Position refers to whether the fetus is facing rearward (toward the woman’s back—that is, face down when the woman lies on her back) or forward (face up).
Presentation refers to the part of the fetus’s body that leads the way out through the birth canal (called the presenting part). Usually, the head leads the way, but sometimes the buttocks or a shoulder leads the way.
The most common and safest combination consists of the following:
- Head first (called vertex or cephalic presentation)
- Facing rearward
- Face and body angled toward the right or left
- Neck bent forward
- Chin tucked in
- Arms folded across the chest
If the fetus is in a different position or presentation, labor may be more difficult, and delivery through the vagina may not be possible.
Position and Presentation of the Fetus
Toward the end of pregnancy, the fetus moves into position for delivery. Normally, the position of a fetus is facing rearward (toward the woman’s back) with the face and body angled to one side and the neck flexed, and presentation is head first.
An abnormal position is facing forward, and abnormal presentations include face, brow, breech, and shoulder.
There are several abnormal presentations.
Occiput posterior presentation
In occiput posterior presentation (also called sunny-side up), the fetus is head first but is facing up (toward the mother's abdomen). It is the most common abnormal position or presentation.
When a fetus faces up, the neck is often straightened rather than bent, and the head requires more space to pass through the birth canal. Delivery by a vacuum extractor or forceps or cesarean delivery may be necessary.
The buttocks or sometimes the feet present first. Breech presentation occurs in 3 to 4% of full-term deliveries. It is the second most common type of abnormal presentation.
When delivered vaginally, babies that present buttocks first are more likely to be injured than those that present head first. Such injuries may occur before, during, or after birth. The baby may even die. Complications are less likely when breech presentation is detected before labor or delivery.
Breech presentation is more likely to occur in the following circumstances:
- Labor starts too soon (preterm labor).
- The uterus is abnormally shaped or contains abnormal growths such as fibroids.
- The fetus has a birth defect.
Sometimes the doctor can turn the fetus to present head first by pressing on the woman’s abdomen before labor begins, usually after 37 weeks of pregnancy. However, if labor begins and the fetus is in breech presentation, problems may occur.

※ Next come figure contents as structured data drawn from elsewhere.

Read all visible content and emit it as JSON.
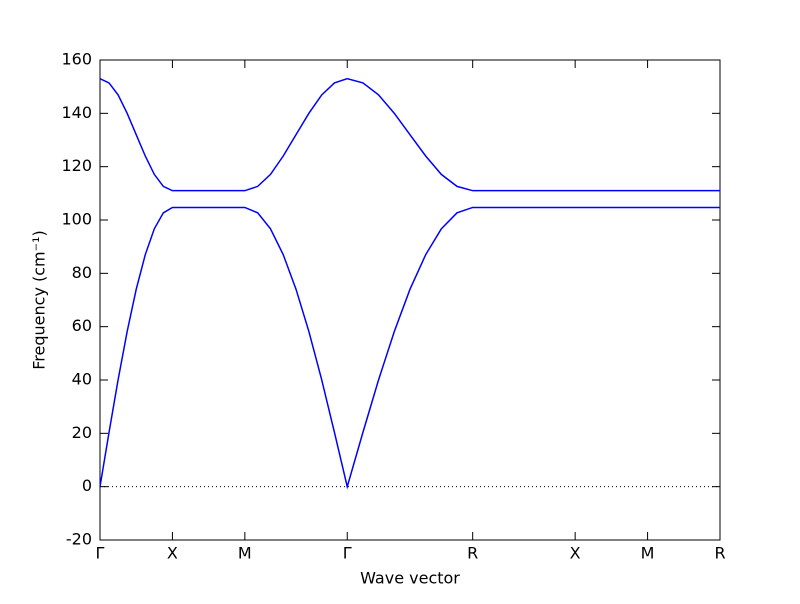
{
  "chart_data": {
    "type": "line",
    "xlabel": "Wave vector",
    "ylabel": "Frequency (cm⁻¹)",
    "x": [
      0,
      0.125,
      0.25,
      0.375,
      0.5,
      0.625,
      0.75,
      0.875,
      1,
      2,
      2.177,
      2.354,
      2.53,
      2.707,
      2.884,
      3.061,
      3.237,
      3.414,
      3.631,
      3.847,
      4.064,
      4.28,
      4.497,
      4.713,
      4.93,
      5.146,
      6.561,
      7.561,
      8.561
    ],
    "series": [
      {
        "color": "#0000ff",
        "values": [
          0,
          20.4,
          40.1,
          58.2,
          74.0,
          87.0,
          96.7,
          102.7,
          104.7,
          104.7,
          102.7,
          96.7,
          87.0,
          74.0,
          58.2,
          40.1,
          20.4,
          0,
          20.4,
          40.1,
          58.2,
          74.0,
          87.0,
          96.7,
          102.7,
          104.7,
          104.7,
          104.7,
          104.7
        ]
      },
      {
        "color": "#0000ff",
        "values": [
          153,
          151.4,
          146.9,
          140.0,
          132.0,
          124.0,
          117.1,
          112.6,
          111,
          111,
          112.6,
          117.1,
          124.0,
          132.0,
          140.0,
          146.9,
          151.4,
          153,
          151.4,
          146.9,
          140.0,
          132.0,
          124.0,
          117.1,
          112.6,
          111,
          111,
          111,
          111
        ]
      }
    ],
    "xlim": [
      0,
      8.561
    ],
    "xticks": [
      {
        "value": 0,
        "label": "Γ"
      },
      {
        "value": 1,
        "label": "X"
      },
      {
        "value": 2,
        "label": "M"
      },
      {
        "value": 3.414,
        "label": "Γ"
      },
      {
        "value": 5.146,
        "label": "R"
      },
      {
        "value": 6.561,
        "label": "X"
      },
      {
        "value": 7.561,
        "label": "M"
      },
      {
        "value": 8.561,
        "label": "R"
      }
    ],
    "ylim": [
      -20,
      160
    ],
    "yticks": [
      -20,
      0,
      20,
      40,
      60,
      80,
      100,
      120,
      140,
      160
    ],
    "hline": 0
  }
}
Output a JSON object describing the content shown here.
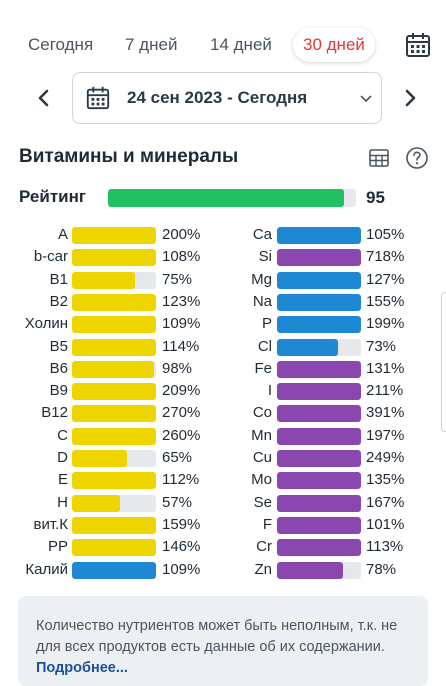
{
  "period_tabs": [
    {
      "label": "Сегодня",
      "active": false
    },
    {
      "label": "7 дней",
      "active": false
    },
    {
      "label": "14 дней",
      "active": false
    },
    {
      "label": "30 дней",
      "active": true
    }
  ],
  "date_range": {
    "text": "24 сен 2023 - Сегодня"
  },
  "section": {
    "title": "Витамины и минералы"
  },
  "rating": {
    "label": "Рейтинг",
    "value": "95",
    "percent": 95
  },
  "colors": {
    "vitamin": "#eed500",
    "mineral_blue": "#1f88d2",
    "mineral_purple": "#8a47b0",
    "rating": "#22c063",
    "active_tab": "#e53935",
    "link": "#1a4f9c"
  },
  "left_nutrients": [
    {
      "name": "A",
      "value": "200%",
      "percent": 200,
      "color": "yellow"
    },
    {
      "name": "b-car",
      "value": "108%",
      "percent": 108,
      "color": "yellow"
    },
    {
      "name": "B1",
      "value": "75%",
      "percent": 75,
      "color": "yellow"
    },
    {
      "name": "B2",
      "value": "123%",
      "percent": 123,
      "color": "yellow"
    },
    {
      "name": "Холин",
      "value": "109%",
      "percent": 109,
      "color": "yellow"
    },
    {
      "name": "B5",
      "value": "114%",
      "percent": 114,
      "color": "yellow"
    },
    {
      "name": "B6",
      "value": "98%",
      "percent": 98,
      "color": "yellow"
    },
    {
      "name": "B9",
      "value": "209%",
      "percent": 209,
      "color": "yellow"
    },
    {
      "name": "B12",
      "value": "270%",
      "percent": 270,
      "color": "yellow"
    },
    {
      "name": "C",
      "value": "260%",
      "percent": 260,
      "color": "yellow"
    },
    {
      "name": "D",
      "value": "65%",
      "percent": 65,
      "color": "yellow"
    },
    {
      "name": "E",
      "value": "112%",
      "percent": 112,
      "color": "yellow"
    },
    {
      "name": "H",
      "value": "57%",
      "percent": 57,
      "color": "yellow"
    },
    {
      "name": "вит.К",
      "value": "159%",
      "percent": 159,
      "color": "yellow"
    },
    {
      "name": "PP",
      "value": "146%",
      "percent": 146,
      "color": "yellow"
    },
    {
      "name": "Калий",
      "value": "109%",
      "percent": 109,
      "color": "blue"
    }
  ],
  "right_nutrients": [
    {
      "name": "Ca",
      "value": "105%",
      "percent": 105,
      "color": "blue"
    },
    {
      "name": "Si",
      "value": "718%",
      "percent": 718,
      "color": "purple"
    },
    {
      "name": "Mg",
      "value": "127%",
      "percent": 127,
      "color": "blue"
    },
    {
      "name": "Na",
      "value": "155%",
      "percent": 155,
      "color": "blue"
    },
    {
      "name": "P",
      "value": "199%",
      "percent": 199,
      "color": "blue"
    },
    {
      "name": "Cl",
      "value": "73%",
      "percent": 73,
      "color": "blue"
    },
    {
      "name": "Fe",
      "value": "131%",
      "percent": 131,
      "color": "purple"
    },
    {
      "name": "I",
      "value": "211%",
      "percent": 211,
      "color": "purple"
    },
    {
      "name": "Co",
      "value": "391%",
      "percent": 391,
      "color": "purple"
    },
    {
      "name": "Mn",
      "value": "197%",
      "percent": 197,
      "color": "purple"
    },
    {
      "name": "Cu",
      "value": "249%",
      "percent": 249,
      "color": "purple"
    },
    {
      "name": "Mo",
      "value": "135%",
      "percent": 135,
      "color": "purple"
    },
    {
      "name": "Se",
      "value": "167%",
      "percent": 167,
      "color": "purple"
    },
    {
      "name": "F",
      "value": "101%",
      "percent": 101,
      "color": "purple"
    },
    {
      "name": "Cr",
      "value": "113%",
      "percent": 113,
      "color": "purple"
    },
    {
      "name": "Zn",
      "value": "78%",
      "percent": 78,
      "color": "purple"
    }
  ],
  "notice": {
    "text": "Количество нутриентов может быть неполным, т.к. не для всех продуктов есть данные об их содержании. ",
    "link": "Подробнее..."
  },
  "icons": {
    "calendar": "calendar-icon",
    "prev": "chevron-left-icon",
    "next": "chevron-right-icon",
    "dropdown": "chevron-down-icon",
    "table": "table-icon",
    "help": "help-icon"
  }
}
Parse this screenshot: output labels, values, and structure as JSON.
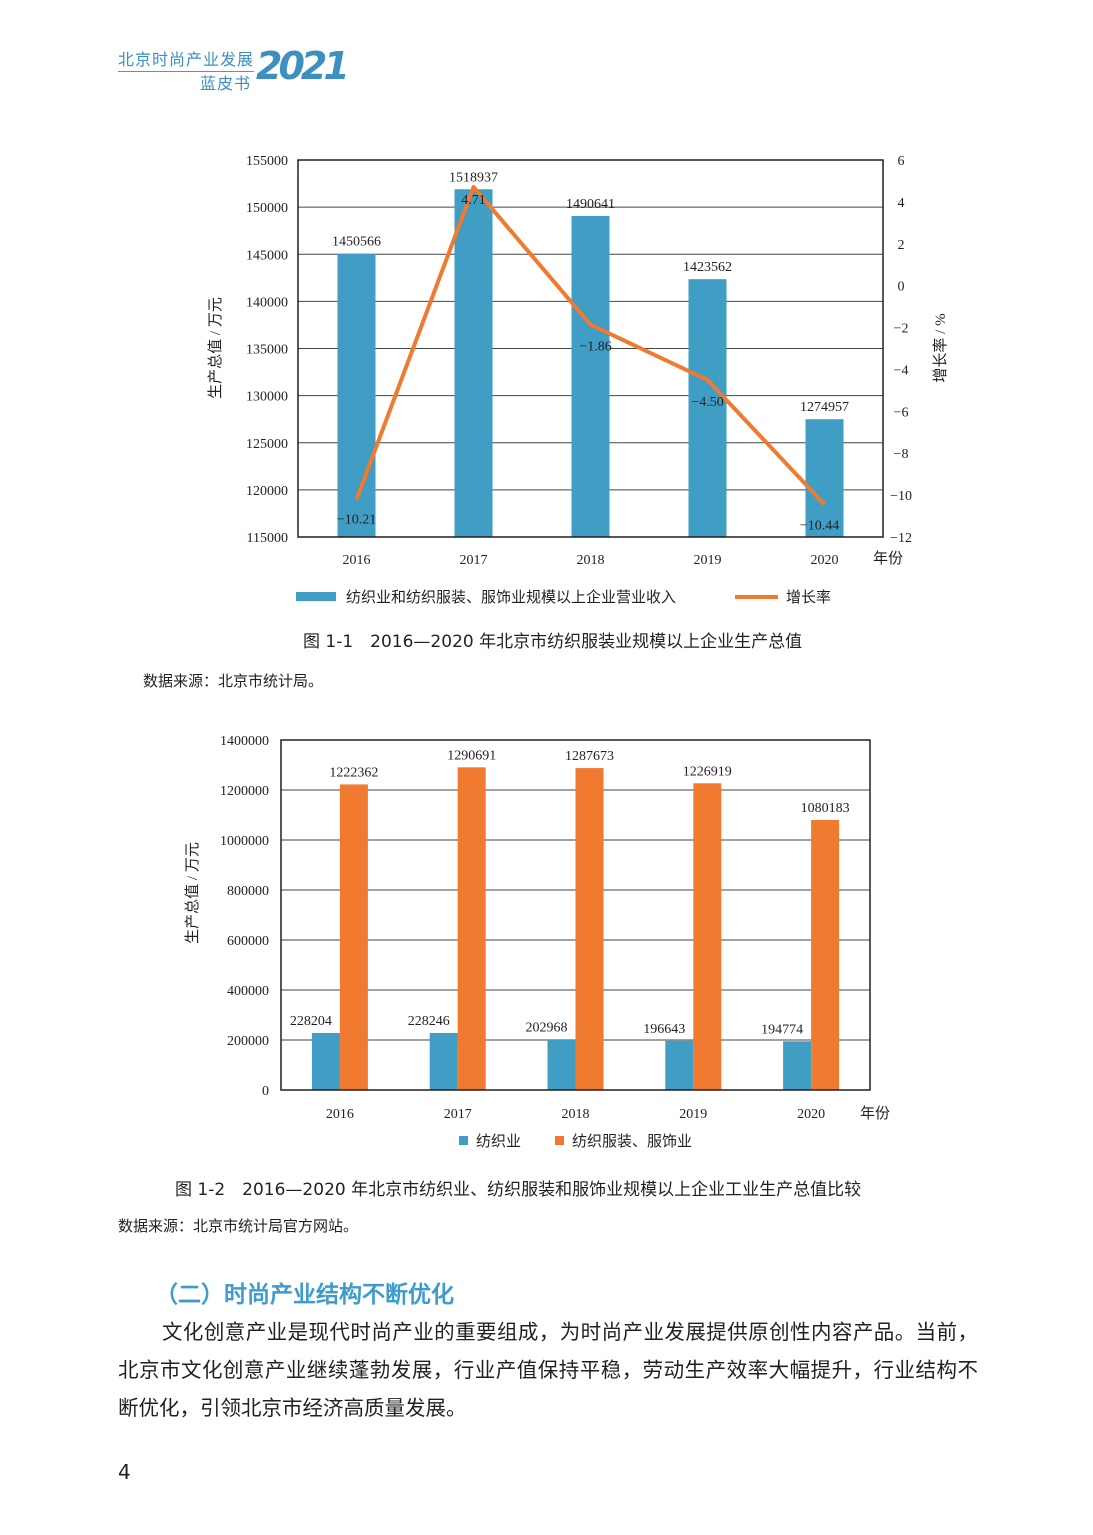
{
  "header": {
    "line1": "北京时尚产业发展",
    "line2": "蓝皮书",
    "year_logo": "2021"
  },
  "figure1": {
    "caption": "图 1-1　2016—2020 年北京市纺织服装业规模以上企业生产总值",
    "source": "数据来源：北京市统计局。"
  },
  "figure2": {
    "caption": "图 1-2　2016—2020 年北京市纺织业、纺织服装和服饰业规模以上企业工业生产总值比较",
    "source": "数据来源：北京市统计局官方网站。"
  },
  "section": {
    "heading": "（二）时尚产业结构不断优化",
    "paragraph": "文化创意产业是现代时尚产业的重要组成，为时尚产业发展提供原创性内容产品。当前，北京市文化创意产业继续蓬勃发展，行业产值保持平稳，劳动生产效率大幅提升，行业结构不断优化，引领北京市经济高质量发展。"
  },
  "page_number": "4",
  "colors": {
    "blue": "#409dc3",
    "orange": "#ef7a30",
    "header": "#3d8fc0"
  },
  "chart_data": [
    {
      "type": "bar+line",
      "categories": [
        "2016",
        "2017",
        "2018",
        "2019",
        "2020"
      ],
      "xlabel": "年份",
      "ylabel": "生产总值 / 万元",
      "y2label": "增长率 / %",
      "yticks": [
        "115000",
        "120000",
        "125000",
        "130000",
        "135000",
        "140000",
        "145000",
        "150000",
        "155000"
      ],
      "y2ticks": [
        "-12",
        "-10",
        "-8",
        "-6",
        "-4",
        "-2",
        "0",
        "2",
        "4",
        "6"
      ],
      "ylim": [
        115000,
        155000
      ],
      "y2lim": [
        -12,
        6
      ],
      "series": [
        {
          "name": "纺织业和纺织服装、服饰业规模以上企业营业收入",
          "type": "bar",
          "values": [
            1450566,
            1518937,
            1490641,
            1423562,
            1274957
          ],
          "labels": [
            "1450566",
            "1518937",
            "1490641",
            "1423562",
            "1274957"
          ]
        },
        {
          "name": "增长率",
          "type": "line",
          "values": [
            -10.21,
            4.71,
            -1.86,
            -4.5,
            -10.44
          ],
          "labels": [
            "−10.21",
            "4.71",
            "−1.86",
            "−4.50",
            "−10.44"
          ]
        }
      ]
    },
    {
      "type": "bar",
      "categories": [
        "2016",
        "2017",
        "2018",
        "2019",
        "2020"
      ],
      "xlabel": "年份",
      "ylabel": "生产总值 / 万元",
      "yticks": [
        "0",
        "200000",
        "400000",
        "600000",
        "800000",
        "1000000",
        "1200000",
        "1400000"
      ],
      "ylim": [
        0,
        1400000
      ],
      "series": [
        {
          "name": "纺织业",
          "values": [
            228204,
            228246,
            202968,
            196643,
            194774
          ],
          "labels": [
            "228204",
            "228246",
            "202968",
            "196643",
            "194774"
          ]
        },
        {
          "name": "纺织服装、服饰业",
          "values": [
            1222362,
            1290691,
            1287673,
            1226919,
            1080183
          ],
          "labels": [
            "1222362",
            "1290691",
            "1287673",
            "1226919",
            "1080183"
          ]
        }
      ]
    }
  ]
}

The passageway made by the buttocks in the birth canal may not be large enough for the head (which is wider) to pass through. In addition, when the head follows the buttocks, it cannot be molded to fit through the birth canal, as it normally is. Thus, the baby’s body may be delivered and the head may be caught inside the woman. When the baby’s head is caught, it puts pressure on the umbilical cord in the birth canal, so that very little oxygen can reach the baby. Brain damage due to lack of oxygen is more common among babies presenting buttocks first than among those presenting head first.
In a first delivery, these problems may occur more frequently because the woman’s tissues have not been stretched by previous deliveries. Because the baby could be injured or die, cesarean delivery is preferred when the fetus is in breech presentation unless the doctor is very experienced with and skilled at delivering breech babies.
In face presentation, the neck arches back so that the face presents first.
In brow presentation, the neck is moderately arched so that the brow presents first.
Usually, fetuses do not stay in a face or brow presentation. They often correct themselves. If they do not, forceps, vacuum extractor, or cesarean delivery may be used.
In transverse lie, the fetus lies horizontally across the birth canal and presents shoulder first. A cesarean delivery is done, unless the fetus is the second in a set of twins. In such a case, the fetus may be turned to be delivered through the vagina.
Shoulder dystocia occurs when one shoulder of the fetus lodges against the woman’s pubic bone, and the baby is therefore caught in the birth canal.
The fetus is positioned normally (head first) for delivery, but the fetus’s shoulder becomes lodged against the woman’s pubic bone as the fetus’s head comes out. Consequently, the head is pulled back tightly against the vaginal opening. The baby cannot breathe because the chest and umbilical cord are compressed by the birth canal. As a result, oxygen levels in the baby’s blood decrease.
Shoulder dystocia is not common, but it is more common when any of the following is present:
- A large fetus is present.
- Labor is difficult, long, or rapid.
- A vacuum extractor or forceps is used because the fetus’s head has not fully moved down (descended) in the pelvis.
- Women are obese.
- Women have diabetes.
- Women have had a previous baby with shoulder dystocia.
When this complication occurs, the doctor quickly tries various techniques to free the shoulder so that the baby can be delivered vaginally. Sometimes when these techniques are tried, the nerves to the baby’s arm are damaged or the baby’s arm bone or collarbone may be broken. An episiotomy (an incision that widens the opening of the vagina) may be done to help with delivery.
If these techniques are unsuccessful, the baby may be pushed back into the vagina and delivered by cesarean. If all of these techniques are unsuccessful, the baby may die.